Álvarez Pupo reflects on the tools of control: shackles, iron collars, whipping posts, and branding irons used to break spirits and mark human beings as property. He notes how foremen became sadistic figures, directly responsible for population decline on the plantations.

Translating Absence into Presence

This work is a personal meditation on how mass social phenomena like slavery cause historical amnesia. The title, inspired by Nina Simone’s Four Women, plays on words to address the essential difficulty of drawing a coherent line to origins for millions of people.

The artist’s own father’s story echoes this fractured history. He began working at age eight, fetching water for cane cutters, and later laboured in coffee, tobacco, and on Havana’s docks.

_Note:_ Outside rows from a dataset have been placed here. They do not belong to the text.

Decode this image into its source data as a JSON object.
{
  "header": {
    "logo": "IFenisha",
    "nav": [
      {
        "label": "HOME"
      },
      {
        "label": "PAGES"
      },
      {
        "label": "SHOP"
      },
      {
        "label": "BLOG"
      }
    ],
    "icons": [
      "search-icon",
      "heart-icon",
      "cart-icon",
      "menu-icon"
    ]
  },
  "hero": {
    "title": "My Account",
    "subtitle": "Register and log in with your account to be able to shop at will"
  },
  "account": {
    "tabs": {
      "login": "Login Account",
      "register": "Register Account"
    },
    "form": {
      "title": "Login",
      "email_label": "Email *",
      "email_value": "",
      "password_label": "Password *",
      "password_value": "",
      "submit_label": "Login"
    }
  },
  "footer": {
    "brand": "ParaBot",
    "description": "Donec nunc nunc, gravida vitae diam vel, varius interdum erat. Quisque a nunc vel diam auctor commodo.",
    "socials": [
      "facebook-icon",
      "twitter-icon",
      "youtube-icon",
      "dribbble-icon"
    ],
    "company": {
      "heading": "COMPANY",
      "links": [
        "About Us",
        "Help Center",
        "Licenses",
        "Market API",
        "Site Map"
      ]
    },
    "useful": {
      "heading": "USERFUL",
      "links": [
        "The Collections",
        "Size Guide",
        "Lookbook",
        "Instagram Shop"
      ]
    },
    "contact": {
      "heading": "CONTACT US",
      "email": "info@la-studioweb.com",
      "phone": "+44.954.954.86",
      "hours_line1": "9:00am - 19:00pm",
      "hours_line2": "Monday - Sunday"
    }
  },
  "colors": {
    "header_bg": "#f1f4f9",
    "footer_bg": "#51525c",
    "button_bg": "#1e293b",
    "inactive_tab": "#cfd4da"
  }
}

Education was a distant dream fulfilled only through night school in adulthood. When asked about his elders, his frequent reply was, “I don’t remember.” Álvarez Pupo believes those answers were etched on his father’s body.

Sweet Thing stands as an ethical act of remembrance. Each image is an attempt to translate absence into presence, insisting that to remember is to refuse to consign those lives to silence. It references a not-so-sweet chapter of human history, ensuring its legacy is neither softened nor forgotten.